Tegenwoordig komt de suburbanisatie op gang in de semiperiferie: de rijken vluchten voor de drukte naar het rustige platteland. Waar de rijken gaan, volgt de middenklasse spoedig.
Het ontstaan van megasteden en primate cities
Van de 25 megasteden (meer dan 10 miljoen inwoners) liggen er maar vijf in rijke landen: Tokyo, NYC, LA, Moscow & Londen. In de arme landen ontstaat er één overheersende stad, de primate city. Hier woont een groot gedeelte van de stedelijke bevolking en daar concentreren zich alle belangrijke activiteiten. De verdeling van steden naar omvang is in de westerse landen gelijkmatiger.
Paragraaf 10 Voedselzekerheid en voedselproductie
Voedselzekerheid is een mensenrecht
Voedselzekerheid: wanneer in een land altijd voor iedereen voldoende voedsel van goede kwaliteit beschikbaar is. Kwantitatieve honger: als mensen te weinig voedsel voor hun minimale energiebehoefte hebben. Kwalitatieve honger: als mensen een tekort aan vitaminen en mineralen hebben.

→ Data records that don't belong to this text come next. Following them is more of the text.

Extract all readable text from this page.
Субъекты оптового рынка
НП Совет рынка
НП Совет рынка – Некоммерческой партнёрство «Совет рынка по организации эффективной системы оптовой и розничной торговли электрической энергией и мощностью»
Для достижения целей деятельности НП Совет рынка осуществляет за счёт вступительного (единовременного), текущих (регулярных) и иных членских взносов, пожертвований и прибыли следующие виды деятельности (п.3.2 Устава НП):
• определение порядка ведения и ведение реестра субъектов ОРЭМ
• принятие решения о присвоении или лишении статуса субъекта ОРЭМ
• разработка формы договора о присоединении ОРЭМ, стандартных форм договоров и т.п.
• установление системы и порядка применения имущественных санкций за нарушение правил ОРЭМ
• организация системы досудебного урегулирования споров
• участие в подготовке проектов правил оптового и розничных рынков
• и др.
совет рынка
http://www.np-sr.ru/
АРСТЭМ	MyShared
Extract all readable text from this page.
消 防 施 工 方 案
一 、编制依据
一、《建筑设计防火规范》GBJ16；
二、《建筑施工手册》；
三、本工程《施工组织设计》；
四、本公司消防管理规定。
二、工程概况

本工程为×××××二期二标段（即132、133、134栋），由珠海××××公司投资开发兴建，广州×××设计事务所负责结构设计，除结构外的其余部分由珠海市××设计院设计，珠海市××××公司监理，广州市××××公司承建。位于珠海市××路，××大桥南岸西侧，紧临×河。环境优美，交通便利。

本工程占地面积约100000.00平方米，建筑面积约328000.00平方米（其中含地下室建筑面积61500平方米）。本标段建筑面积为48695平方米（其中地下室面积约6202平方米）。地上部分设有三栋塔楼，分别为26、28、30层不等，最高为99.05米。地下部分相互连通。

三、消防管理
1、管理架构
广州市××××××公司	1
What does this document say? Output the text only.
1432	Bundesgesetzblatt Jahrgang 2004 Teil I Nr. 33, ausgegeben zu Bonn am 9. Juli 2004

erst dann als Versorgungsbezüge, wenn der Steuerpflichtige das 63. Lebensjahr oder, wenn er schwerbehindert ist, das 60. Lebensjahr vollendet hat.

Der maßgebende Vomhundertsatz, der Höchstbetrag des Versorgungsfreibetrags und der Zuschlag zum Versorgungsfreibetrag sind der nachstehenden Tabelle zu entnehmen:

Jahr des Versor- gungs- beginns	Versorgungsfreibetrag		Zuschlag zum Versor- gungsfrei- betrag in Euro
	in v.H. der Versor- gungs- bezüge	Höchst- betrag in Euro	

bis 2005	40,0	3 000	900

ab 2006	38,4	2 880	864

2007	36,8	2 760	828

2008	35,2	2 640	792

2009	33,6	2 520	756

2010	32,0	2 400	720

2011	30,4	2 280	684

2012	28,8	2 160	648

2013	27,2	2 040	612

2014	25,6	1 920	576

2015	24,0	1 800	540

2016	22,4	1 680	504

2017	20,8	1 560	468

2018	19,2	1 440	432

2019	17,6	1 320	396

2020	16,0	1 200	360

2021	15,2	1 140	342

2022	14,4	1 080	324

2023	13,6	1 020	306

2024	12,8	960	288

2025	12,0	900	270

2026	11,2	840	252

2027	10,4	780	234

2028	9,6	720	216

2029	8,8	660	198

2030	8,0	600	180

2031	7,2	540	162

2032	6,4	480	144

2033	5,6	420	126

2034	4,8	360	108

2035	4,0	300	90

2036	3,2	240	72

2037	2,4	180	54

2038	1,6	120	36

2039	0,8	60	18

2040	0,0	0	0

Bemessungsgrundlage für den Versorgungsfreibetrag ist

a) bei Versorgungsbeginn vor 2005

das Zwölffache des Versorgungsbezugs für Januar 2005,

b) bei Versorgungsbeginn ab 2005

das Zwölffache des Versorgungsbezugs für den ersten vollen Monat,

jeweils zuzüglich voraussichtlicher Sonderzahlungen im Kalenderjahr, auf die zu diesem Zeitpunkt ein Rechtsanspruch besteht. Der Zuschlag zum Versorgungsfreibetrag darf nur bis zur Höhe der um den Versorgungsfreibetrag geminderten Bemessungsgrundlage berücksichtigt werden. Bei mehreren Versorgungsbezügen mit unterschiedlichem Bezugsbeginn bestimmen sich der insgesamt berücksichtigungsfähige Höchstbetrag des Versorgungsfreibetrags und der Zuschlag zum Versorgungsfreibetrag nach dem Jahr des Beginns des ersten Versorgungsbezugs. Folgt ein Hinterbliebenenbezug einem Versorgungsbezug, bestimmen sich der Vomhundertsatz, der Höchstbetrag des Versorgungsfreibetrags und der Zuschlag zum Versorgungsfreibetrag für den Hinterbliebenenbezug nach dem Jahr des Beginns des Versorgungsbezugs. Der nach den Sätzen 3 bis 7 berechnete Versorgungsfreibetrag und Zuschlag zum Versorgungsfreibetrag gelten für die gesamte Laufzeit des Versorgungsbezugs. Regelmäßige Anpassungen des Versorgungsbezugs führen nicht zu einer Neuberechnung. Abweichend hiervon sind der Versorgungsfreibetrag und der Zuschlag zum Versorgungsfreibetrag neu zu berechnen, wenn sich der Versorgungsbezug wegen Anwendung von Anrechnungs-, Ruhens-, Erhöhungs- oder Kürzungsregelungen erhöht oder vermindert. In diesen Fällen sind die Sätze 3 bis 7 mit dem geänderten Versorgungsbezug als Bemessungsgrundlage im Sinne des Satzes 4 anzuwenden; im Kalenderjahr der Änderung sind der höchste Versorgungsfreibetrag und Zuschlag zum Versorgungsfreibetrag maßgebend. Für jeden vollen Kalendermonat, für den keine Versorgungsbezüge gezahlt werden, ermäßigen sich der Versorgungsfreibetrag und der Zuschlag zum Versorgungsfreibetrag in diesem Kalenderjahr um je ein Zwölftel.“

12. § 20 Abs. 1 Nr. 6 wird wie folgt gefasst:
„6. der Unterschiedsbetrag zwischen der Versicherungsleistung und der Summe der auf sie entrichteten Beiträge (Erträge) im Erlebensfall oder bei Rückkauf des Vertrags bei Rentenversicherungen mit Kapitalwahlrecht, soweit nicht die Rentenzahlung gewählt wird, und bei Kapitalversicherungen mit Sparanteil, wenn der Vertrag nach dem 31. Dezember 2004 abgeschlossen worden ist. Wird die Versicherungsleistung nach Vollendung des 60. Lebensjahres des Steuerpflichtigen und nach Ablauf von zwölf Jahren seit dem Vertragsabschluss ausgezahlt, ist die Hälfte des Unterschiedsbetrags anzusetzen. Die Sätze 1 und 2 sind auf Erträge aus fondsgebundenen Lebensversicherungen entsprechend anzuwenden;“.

Honger komt vooral voor op het platteland, waar de meeste mensen van de landbouw leven. Oorzaken zijn natuurlijke omstandigheden waardoor oogsten mislukken, maar ook is erop landelijk niveau wel voldoende voedsel, maar gewoon een gebrek aan geld bij de allerarmsten.
Voedselproductie en draagkracht
Veel hongergebieden hebben een geringe draagkracht of carrying capacity (het aantal mensen dat in een gebied kan leven zonder schade aan te richten aan de leefomgeving). De draagkracht van een vruchtbare grond is hoger dan een droge steppe. Als de productiviteit van de bodem sterk afneemt: bodemdegradatie. De draagkracht kan toenemen als een land zou investeren in irrigatie, graszaad en kunstmest, maar dit kan alleen als er genoeg welvaart is om die investeringen te doen. In arme gebieden is de productiviteit per hectare zeer laag. Doordat de bevolking in gebieden met geringe draagkracht vaak snel groeit en door het gebrek aan welvaart wordt de draagkracht steeds verder overschreden.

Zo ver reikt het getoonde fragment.